Mossack Fonseca on Singapore Joins OECD Multilateral Tax Convention

On January 20, 2016, Singapore deposited with the Organization for Economic Cooperation and Development (OECD) its instrument of ratification for the Convention on Mutual Administrative Assistance in Tax Matters, reports Lowtax.net.

With this development, Singapore became the 93rd jurisdiction to join the pact, touted by the OECD as the world's leading instrument for boosting transparency and combating offshore tax evasion.

The Convention provides for all forms of administrative assistance in tax matters: exchange of information on request, spontaneous exchange, automatic exchange, tax examinations abroad, simultaneous tax examinations, and assistance in tax collection. It guarantees extensive safeguards for the protection of taxpayers' rights.

Ratifying the Convention will expand Singapore's network of partners for the exchange of information on request by 34 jurisdictions.

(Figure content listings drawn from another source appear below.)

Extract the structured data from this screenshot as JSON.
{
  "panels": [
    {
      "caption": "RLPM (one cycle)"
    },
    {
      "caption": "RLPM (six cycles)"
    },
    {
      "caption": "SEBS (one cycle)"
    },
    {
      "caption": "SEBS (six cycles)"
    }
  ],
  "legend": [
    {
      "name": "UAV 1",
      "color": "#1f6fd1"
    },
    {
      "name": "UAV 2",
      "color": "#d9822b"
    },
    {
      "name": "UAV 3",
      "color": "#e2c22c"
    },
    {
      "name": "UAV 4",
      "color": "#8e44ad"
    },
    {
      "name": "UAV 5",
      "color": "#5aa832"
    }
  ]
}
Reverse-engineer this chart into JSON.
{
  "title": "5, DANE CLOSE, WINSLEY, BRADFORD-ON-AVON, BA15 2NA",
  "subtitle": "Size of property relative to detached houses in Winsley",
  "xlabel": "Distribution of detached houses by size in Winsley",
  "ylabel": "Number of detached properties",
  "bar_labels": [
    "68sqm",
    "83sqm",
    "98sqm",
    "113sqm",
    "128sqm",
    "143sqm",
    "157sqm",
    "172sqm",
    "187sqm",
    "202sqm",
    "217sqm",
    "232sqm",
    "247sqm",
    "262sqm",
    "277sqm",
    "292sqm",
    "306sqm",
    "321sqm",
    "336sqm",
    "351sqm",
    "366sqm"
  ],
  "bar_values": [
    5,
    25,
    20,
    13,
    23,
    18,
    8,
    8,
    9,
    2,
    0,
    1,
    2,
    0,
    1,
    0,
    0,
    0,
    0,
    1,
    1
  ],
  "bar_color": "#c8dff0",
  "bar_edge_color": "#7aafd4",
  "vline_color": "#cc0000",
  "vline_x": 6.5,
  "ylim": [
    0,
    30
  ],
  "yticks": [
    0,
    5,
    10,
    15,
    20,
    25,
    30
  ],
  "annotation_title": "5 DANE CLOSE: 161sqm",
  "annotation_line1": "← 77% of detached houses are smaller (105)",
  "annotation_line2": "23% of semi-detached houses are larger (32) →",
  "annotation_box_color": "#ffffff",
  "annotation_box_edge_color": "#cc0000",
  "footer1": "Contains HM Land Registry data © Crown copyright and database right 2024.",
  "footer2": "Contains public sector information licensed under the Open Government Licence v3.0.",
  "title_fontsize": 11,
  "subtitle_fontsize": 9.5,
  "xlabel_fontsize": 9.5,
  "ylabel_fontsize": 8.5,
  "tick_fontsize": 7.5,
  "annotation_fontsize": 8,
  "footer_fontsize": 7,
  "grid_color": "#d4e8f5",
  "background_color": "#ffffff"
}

This is part of a series of changes that Singapore has made in recent years to combat cross-border tax evasion, following Singapore's adoption of the internationally agreed standard for exchange of information on request in 2009, Singapore's Ministry of Finance said.

Minister for Finance, Heng Swee Keat, said: "Ratifying the Convention reflects Singapore's commitment to effective exchange of information based on international standards, but the standards can only work if all financial centres, such as Switzerland, Luxembourg, Singapore, and Hong Kong, move together. We will continue to work with our international partners to achieve this and prevent regulatory arbitrage."

The Convention was developed jointly by the OECD and the Council of Europe in 1988. It was amended in 2010 to respond to a call by the Group of Twenty (G-20) nations that it be aligned to the new international standard on the automatic exchange of information and that it be opened up to all countries.

The Convention is now seen as the instrument for swift implementation of the new Standard for Automatic Exchange of Financial Account Information in Tax Matters developed by the OECD. It will also be critical for the automatic exchange of country-by-country reports, proposed in the OECD's base erosion and profit shifting project.